Chronique | Moaan Exis - Transcendence

Pierre Sopor 21 septembre 2017

Comme pour brouiller les pistes, MOAAN EXIS avait sorti il y a quelques mois un morceau de vingt-cinq minutes, plus ambiant que ce à quoi Mathieu Caudron nous avait habitués avec son projet depuis sa création en 2015. Si vous avez écouté l'EP Invok ou vu MOAAN EXIS sur scène, alors vous avez une idée de la force de frappe de sa musique, mélange d'electro hardcore et d'indus particulièrement rythmé baignant dans des ambiances parfois quasi cinématographiques.

On a à peine le temps de noter le chouette artwork mystérieux et moins abstrait que ceux des précédentes sorties que Transcendence démarre très fort.
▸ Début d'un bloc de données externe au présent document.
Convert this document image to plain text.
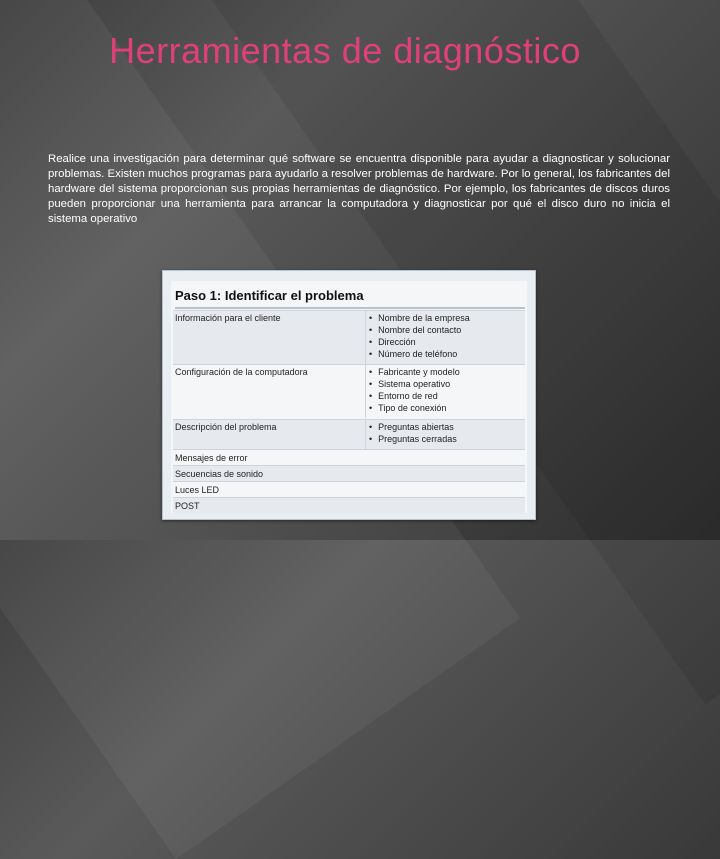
Herramientas de diagnóstico
Realice una investigación para determinar qué software se encuentra disponible para ayudar a diagnosticar y solucionar problemas. Existen muchos programas para ayudarlo a resolver problemas de hardware. Por lo general, los fabricantes del hardware del sistema proporcionan sus propias herramientas de diagnóstico. Por ejemplo, los fabricantes de discos duros pueden proporcionar una herramienta para arrancar la computadora y diagnosticar por qué el disco duro no inicia el sistema operativo
Paso 1: Identificar el problema
Información para el cliente	• Nombre de la empresa
• Nombre del contacto
• Dirección
• Número de teléfono
Configuración de la computadora	• Fabricante y modelo
• Sistema operativo
• Entorno de red
• Tipo de conexión
Descripción del problema	• Preguntas abiertas
• Preguntas cerradas
Mensajes de error
Secuencias de sonido
Luces LED
POST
En quelques secondes, From Earth est un condensé de toute la brutalité primitive de MOAAN EXIS. La batterie de Xavier Guionie (batteur live du projet, qui sévit aussi chez PUNISH YOURSELF) ouvre les hostilités en donnant à cette entrée en matière quelque chose de très direct, avant que les beats secs, carrés et massifs n'entament leur travail de destruction. Mathieu Caudron est un furieux : manifestement, il aime quand c'est fort et que ça cogne, et ce premier album reproduit très bien le traumatisme sonore que peut être MOAAN EXIS en live. Progressivement, la superposition de sonorités et de boucles répétitives crée un effet hypnotique, conférant à la musique un aspect mystique dès Tension et son synthé très Quatrième Dimension qui vient apporter de l'air à l'atmosphère étouffante du titre. Les machines, éléments futuristes par excellence, créent souvent ce paradoxe : la musique de MOAAN EXIS dégage quelque chose de profondément primitif, tenant presque du rituel tribal.
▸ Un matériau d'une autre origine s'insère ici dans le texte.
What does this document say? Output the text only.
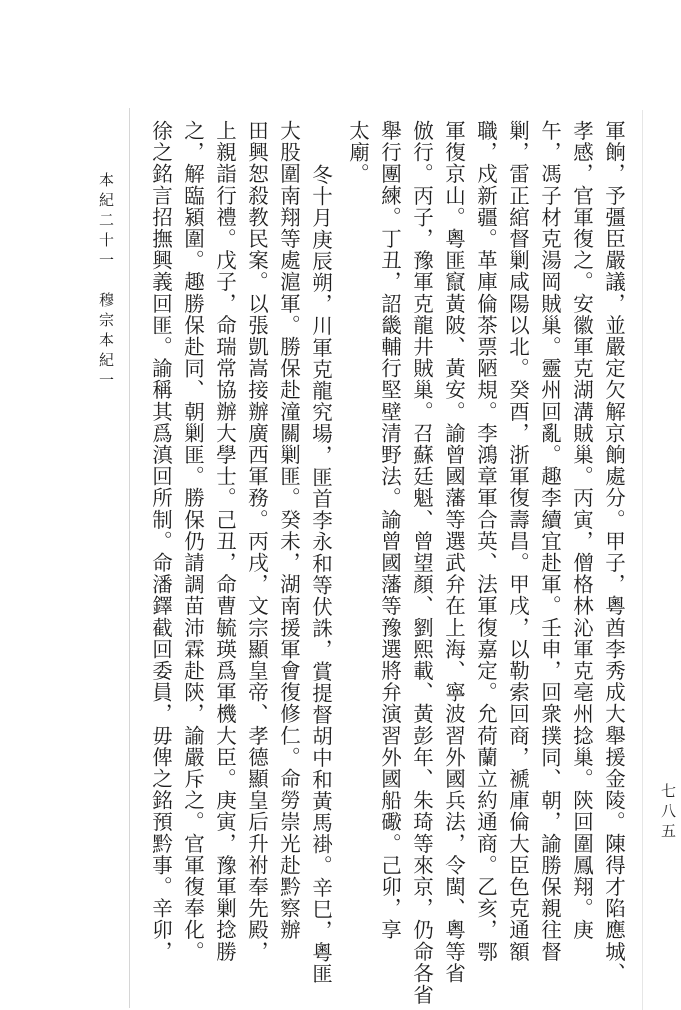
七八五
軍餉，予彊臣嚴議，並嚴定欠解京餉處分。甲子，粵酋李秀成大舉援金陵。陳得才陷應城、
孝感，官軍復之。安徽軍克湖溝賊巢。丙寅，僧格林沁軍克亳州捻巢。陝回圍鳳翔。庚
午，馮子材克湯岡賊巢。靈州回亂。趣李續宜赴軍。壬申，回衆撲同、朝，諭勝保親往督
剿，雷正綰督剿咸陽以北。癸酉，浙軍復壽昌。甲戌，以勒索回商，褫庫倫大臣色克通額
職，戍新疆。革庫倫茶票陋規。李鴻章軍合英、法軍復嘉定。允荷蘭立約通商。乙亥，鄂
軍復京山。粵匪竄黃陂、黃安。諭曾國藩等選武弁在上海、寧波習外國兵法，令閩、粵等省
倣行。丙子，豫軍克龍井賊巢。召蘇廷魁、曾望顏、劉熙載、黃彭年、朱琦等來京，仍命各省
舉行團練。丁丑，詔畿輔行堅壁清野法。諭曾國藩等豫選將弁演習外國船礮。己卯，享
太廟。
冬十月庚辰朔，川軍克龍究場，匪首李永和等伏誅，賞提督胡中和黃馬褂。辛巳，粵匪
大股圍南翔等處滬軍。勝保赴潼關剿匪。癸未，湖南援軍會復修仁。命勞崇光赴黔察辦
田興恕殺教民案。以張凱嵩接辦廣西軍務。丙戌，文宗顯皇帝、孝德顯皇后升祔奉先殿，
上親詣行禮。戊子，命瑞常協辦大學士。己丑，命曹毓瑛爲軍機大臣。庚寅，豫軍剿捻勝
之，解臨潁圍。趣勝保赴同、朝剿匪。勝保仍請調苗沛霖赴陝，諭嚴斥之。官軍復奉化。
徐之銘言招撫興義回匪。諭稱其爲滇回所制。命潘鐸截回委員，毋俾之銘預黔事。辛卯，
本紀二十一　穆宗本紀一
C'est après la frénétique Breathe que la composante mystique devient explicite et prédominante, dès le radicale virage ambiant de Mirror et son atmosphère lugubre. Et bien que le rythme s'affole sur Daylight, l'ambiance reste aussi hantée avec ses échos voix fantomatiques qui semblent se perdre dans cet univers industriel fait de furie et de désolation. Il est à nouveau question de voix sur Connection, et cette fois de manière bien plus frontale puisqu'il s'agit de la seule piste de l'album en contenant vraiment. Réalisé en collaboration avec VERIN, autre projet du label Audiotrauma, ce titre est l'un des pics de tension de l'album. Les couches et textures musicales s'ajoutent et se superposent et leur alchimie a quelque chose de psychique dépassant la simple somme de sons perçus, explicitant par là le titre de l'album. Et même si le morceau titre, Transcendence, renvoie aux côtés les plus percutants de MOAAN EXIS, l'état de transe se prolonge avec Bardo et ses six minutes et demi qui viennent conclure l'album dans la mélancolie et confirment les tendances plus atmosphériques du projet.

Transcendence a beau ne pas être particulièrement long, c'est un disque dense et bien rempli. On connaissait l'efficacité de MOAAN EXIS quand il faut cogner, et ce premier album est loin de décevoir de ce côté là. Pourtant, ce qu'on en retient le plus est ce côté presque chamanique, fascinant et primal qui provient certes des beats répétitifs mais aussi des nappes atmosphériques qui apportent une vraie profondeur tout le long de l'album, donnant à la musique une composante à la fois physique et psychique, un corps et une âme.